| Pastor of Toronto Korean Church Denies Sex Assault Allegations
By Amy Dempsey
Toronto Star
January 19, 2012
http://www.thestar.com/news/article/1117898
Pastor Jae-Kap Song was indeed alone in a room with a naked female church member on Valentine’s Day two years ago, an Orangeville court heard in his testimony Wednesday. But, he testified, it was not the woman he stands accused of sexually assaulting, and he did not invite the “shocking” incident.
Song, 57, a grocer and spiritual leader with the Toronto-based Jesus First Church, fervently denied that he is guilty of any kind of sexual assault.
The pastor said he did not tell his 30-year-old accuser she was being pursued by “evil spirits” that would turn her into a hunchback, as she had testified. Nor did he prescribe treatment for a skin condition or ask her to take off her clothes for an examination.

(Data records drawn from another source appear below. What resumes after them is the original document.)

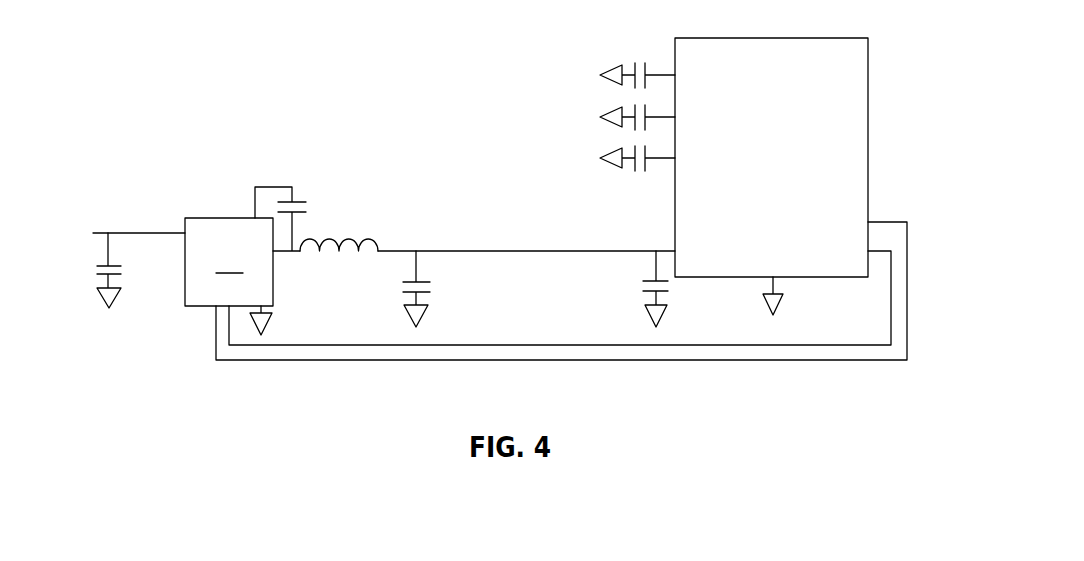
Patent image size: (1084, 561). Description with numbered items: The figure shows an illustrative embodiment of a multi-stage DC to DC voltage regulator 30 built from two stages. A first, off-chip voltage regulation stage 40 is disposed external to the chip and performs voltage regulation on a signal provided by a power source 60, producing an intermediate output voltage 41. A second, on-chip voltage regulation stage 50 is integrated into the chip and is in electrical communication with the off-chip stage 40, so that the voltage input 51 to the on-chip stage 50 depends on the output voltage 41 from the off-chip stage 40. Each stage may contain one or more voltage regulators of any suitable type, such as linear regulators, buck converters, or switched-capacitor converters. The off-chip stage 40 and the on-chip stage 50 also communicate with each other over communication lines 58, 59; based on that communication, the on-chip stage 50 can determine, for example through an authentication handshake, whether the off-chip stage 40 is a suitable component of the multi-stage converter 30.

The multi-stage DC to DC voltage regulator 30 is at (157, 74).
The first, off-chip voltage regulation stage 40 is at (245, 261).
The intermediate output voltage 41 is at (351, 239).
The second, on-chip voltage regulation stage 50 is at (868, 110).
The voltage input 51 is at (580, 250).
The communication line 58 is at (866, 345).
The communication line 59 is at (907, 320).
The power source 60 is at (108, 262).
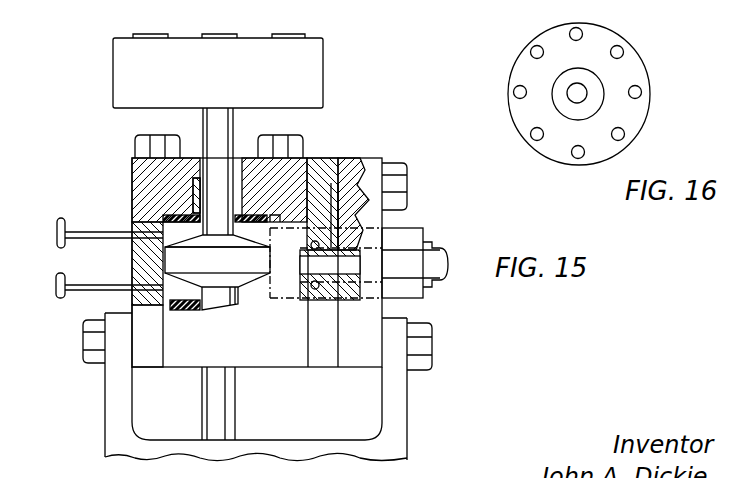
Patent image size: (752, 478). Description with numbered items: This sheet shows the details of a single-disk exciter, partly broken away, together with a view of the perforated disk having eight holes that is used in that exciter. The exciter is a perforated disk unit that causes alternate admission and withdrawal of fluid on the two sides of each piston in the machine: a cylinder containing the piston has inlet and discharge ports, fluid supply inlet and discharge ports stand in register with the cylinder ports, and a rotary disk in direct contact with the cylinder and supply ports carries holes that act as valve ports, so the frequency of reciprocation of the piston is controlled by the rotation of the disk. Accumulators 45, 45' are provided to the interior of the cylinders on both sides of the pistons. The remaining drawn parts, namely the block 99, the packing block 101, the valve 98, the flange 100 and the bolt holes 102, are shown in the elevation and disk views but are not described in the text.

In FIG. 15, the top block 99 is at (308, 70).
In FIG. 15, the packing block 101 is at (163, 214).
In FIG. 15, the valve 98 is at (180, 259).
In FIG. 15, the accumulator 45 is at (84, 233).
In FIG. 15, the accumulator 45' is at (86, 285).
In FIG. 15, the flange 100 is at (361, 248).
In FIG. 16, the flange 100 is at (550, 162).
In FIG. 15, the bolt holes 102 is at (362, 183).
In FIG. 16, the bolt holes 102 is at (531, 130).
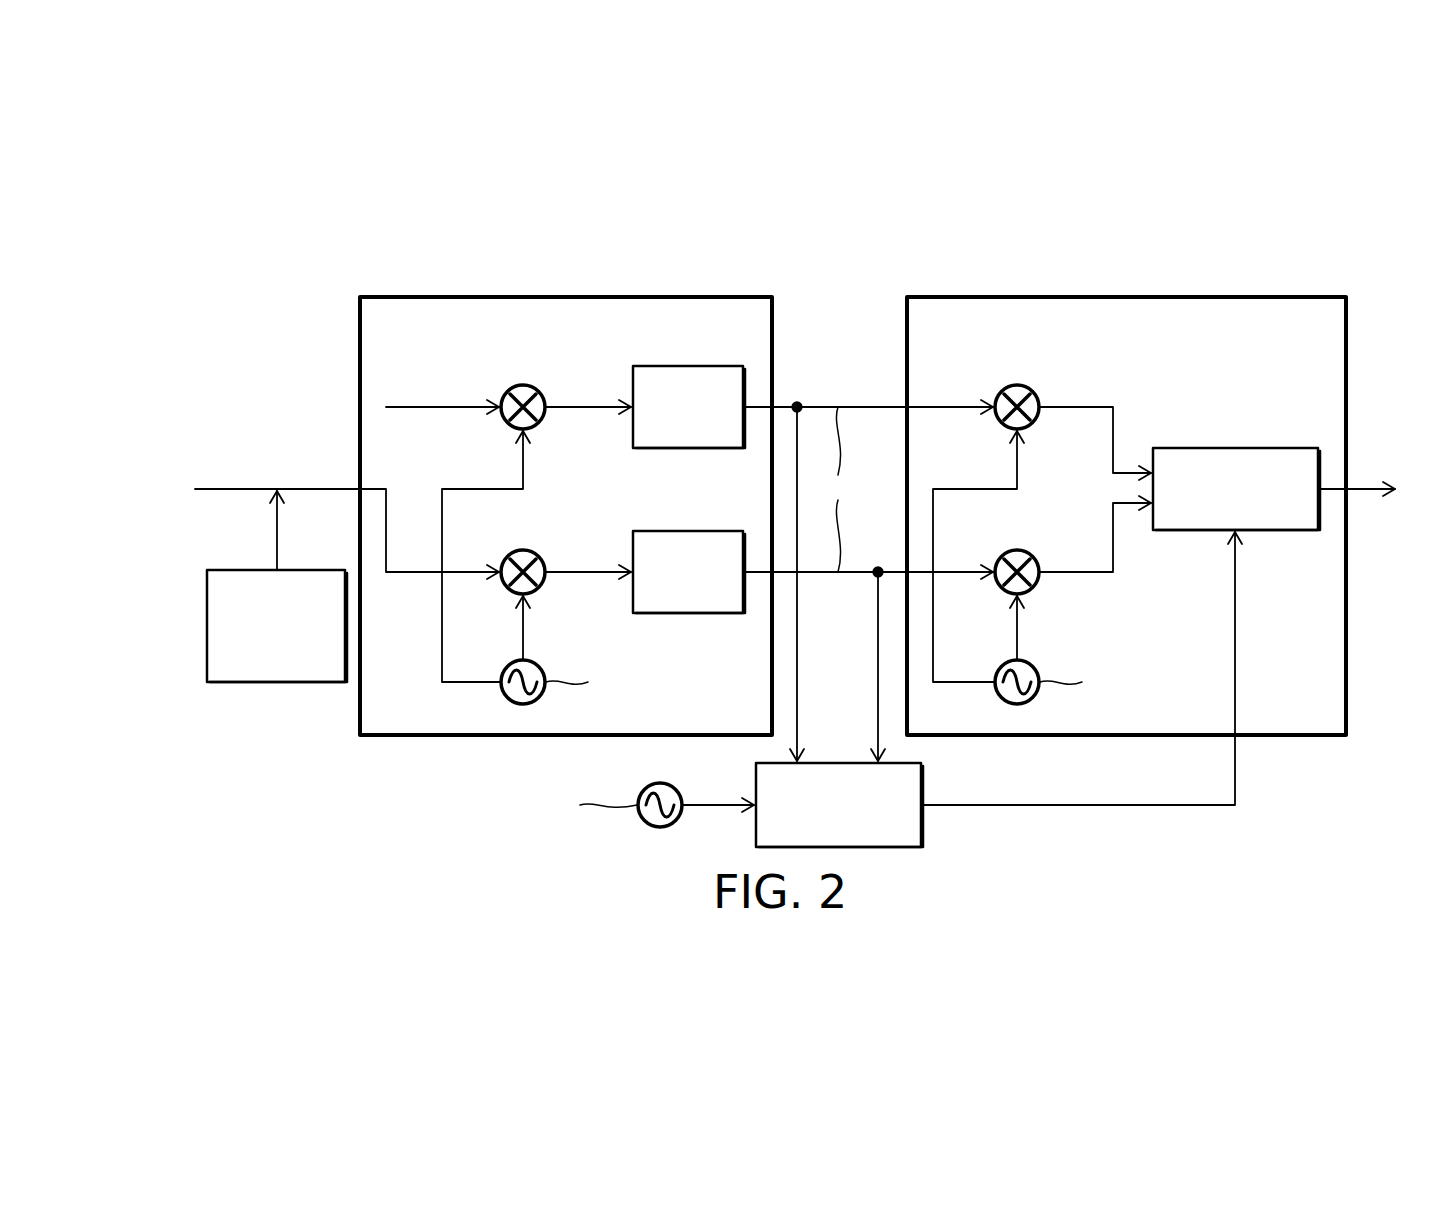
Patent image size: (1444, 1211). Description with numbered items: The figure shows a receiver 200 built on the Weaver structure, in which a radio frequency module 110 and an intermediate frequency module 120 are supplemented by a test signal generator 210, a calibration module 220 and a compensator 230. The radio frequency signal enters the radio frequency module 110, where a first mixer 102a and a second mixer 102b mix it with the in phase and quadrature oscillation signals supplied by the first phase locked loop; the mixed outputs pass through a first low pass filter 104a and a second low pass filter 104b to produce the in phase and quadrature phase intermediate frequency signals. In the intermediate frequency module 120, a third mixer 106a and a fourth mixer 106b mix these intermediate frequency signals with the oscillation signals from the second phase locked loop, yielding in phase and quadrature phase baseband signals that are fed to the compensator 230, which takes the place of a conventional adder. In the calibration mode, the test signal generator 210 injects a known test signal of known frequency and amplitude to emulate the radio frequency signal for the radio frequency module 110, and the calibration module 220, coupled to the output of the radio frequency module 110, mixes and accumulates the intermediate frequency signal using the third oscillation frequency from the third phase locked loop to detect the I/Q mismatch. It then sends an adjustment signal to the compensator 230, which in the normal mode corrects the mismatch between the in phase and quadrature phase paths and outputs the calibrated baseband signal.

The receiver 200 is at (1433, 283).
The radio frequency module 110 is at (360, 378).
The intermediate frequency module 120 is at (1346, 378).
The first mixer 102a is at (526, 388).
The second mixer 102b is at (526, 553).
The first low pass filter 104a is at (662, 366).
The second low pass filter 104b is at (662, 531).
The third mixer 106a is at (1020, 388).
The fourth mixer 106b is at (1020, 553).
The compensator 230 is at (1205, 448).
The test signal generator 210 is at (207, 626).
The calibration module 220 is at (840, 763).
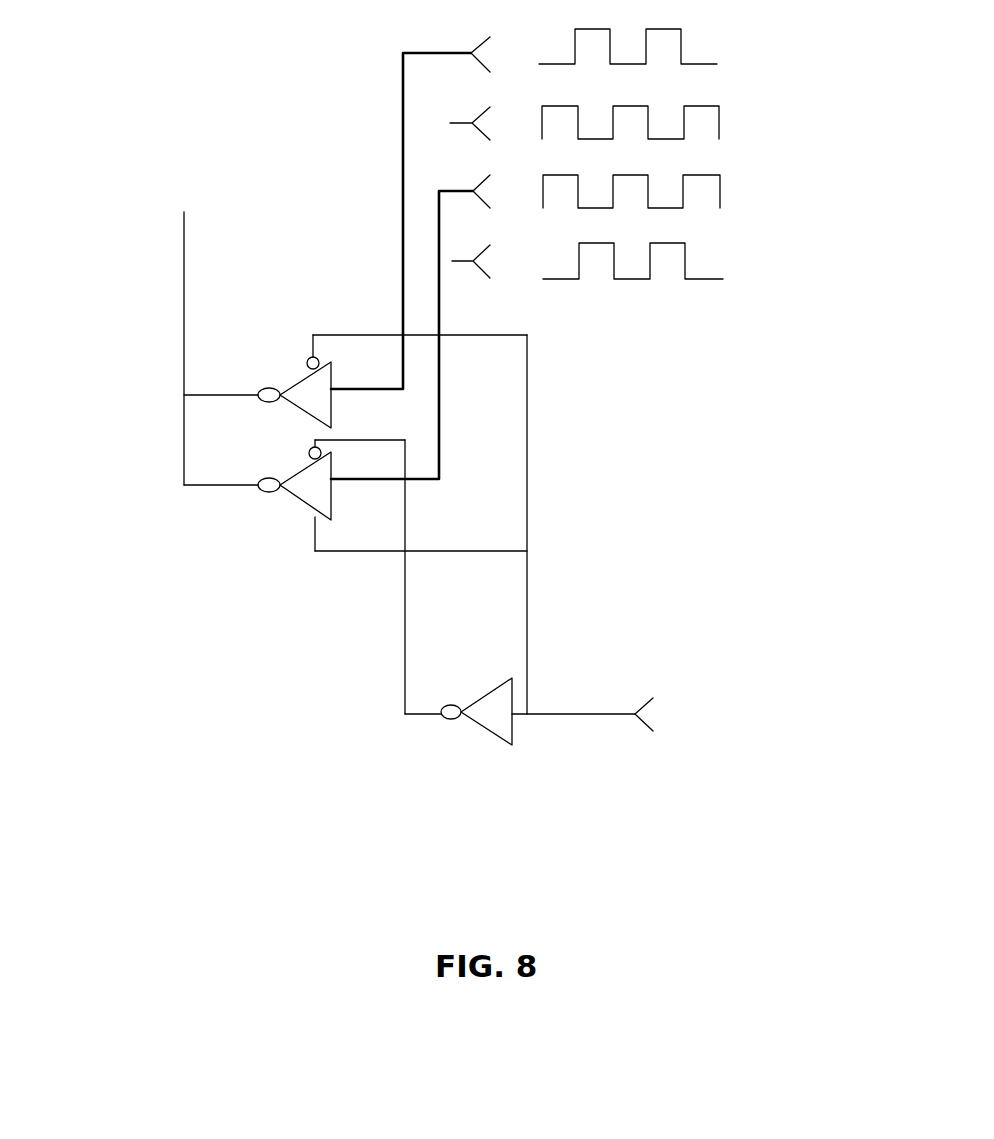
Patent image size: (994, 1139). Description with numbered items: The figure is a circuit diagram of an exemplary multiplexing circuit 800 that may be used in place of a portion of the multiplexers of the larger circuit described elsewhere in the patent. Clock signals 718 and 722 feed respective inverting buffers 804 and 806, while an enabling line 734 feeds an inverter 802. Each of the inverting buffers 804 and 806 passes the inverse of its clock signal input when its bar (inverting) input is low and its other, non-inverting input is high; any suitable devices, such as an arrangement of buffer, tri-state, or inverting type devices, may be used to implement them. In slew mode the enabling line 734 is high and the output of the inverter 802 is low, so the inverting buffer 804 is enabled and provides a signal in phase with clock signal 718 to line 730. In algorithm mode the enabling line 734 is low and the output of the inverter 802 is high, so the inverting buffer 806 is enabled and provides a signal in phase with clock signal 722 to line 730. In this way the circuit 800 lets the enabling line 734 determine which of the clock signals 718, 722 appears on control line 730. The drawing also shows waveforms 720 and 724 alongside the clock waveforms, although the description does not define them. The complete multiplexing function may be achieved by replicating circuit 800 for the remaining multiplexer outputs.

The clock signal 718 is at (708, 33).
The second output waveform 720 is at (728, 127).
The clock signal 722 is at (716, 192).
The fourth output waveform 724 is at (716, 259).
The control line 730 is at (184, 258).
The enabling line 734 is at (643, 708).
The multiplexing circuit 800 is at (144, 426).
The inverter 802 is at (472, 703).
The inverting buffer 804 is at (308, 498).
The inverting buffer 806 is at (295, 378).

At no time were they alone together in his bedroom as she alleged, the pastor said. And he did not — on Feb. 14, 2010 or any other day — touch the woman sexually, with or without her consent.
“It did not happen in the past,” he said through an interpreter. “It will never happen in the future.”
Song said he went to sleep before midnight Feb. 13 — in his own bedroom, alone — and woke up the next morning to find the 30-year-old woman and another female church member arguing.
The second woman, who Song said “wasn’t herself” and appeared to be on drugs, then began to take off her clothes in his presence. The 30-year-old complainant was not in the room at the time.
Song said the woman mistook him for the complainant’s husband, who she claimed had sexually assaulted her earlier that day. “She said ‘I will do what you say,’ and she took her clothes off,” he said.
Song said he told the woman to put her clothes back on and left the room “in shock.” The complainant disputed his story in previous testimony, saying Song brought the naked woman to her door and made the woman apologize to her.
A central point in the defence’s case is that the complainant only brought her allegations against Song to police after her husband was charged with sex offences.
In March 2010, the complainant’s husband and eight other church members were slapped with 485 charges, including gang rape. The charges were laid after Song distributed a questionnaire to church members, inquiring about sexual assaults within the congregation.
Last October, the Crown dropped all charges against the nine members after a lengthy pretrial, saying there was “no reasonable prospect of conviction.”
Song’s trial continues in Orangeville on Thursday with closing submissions.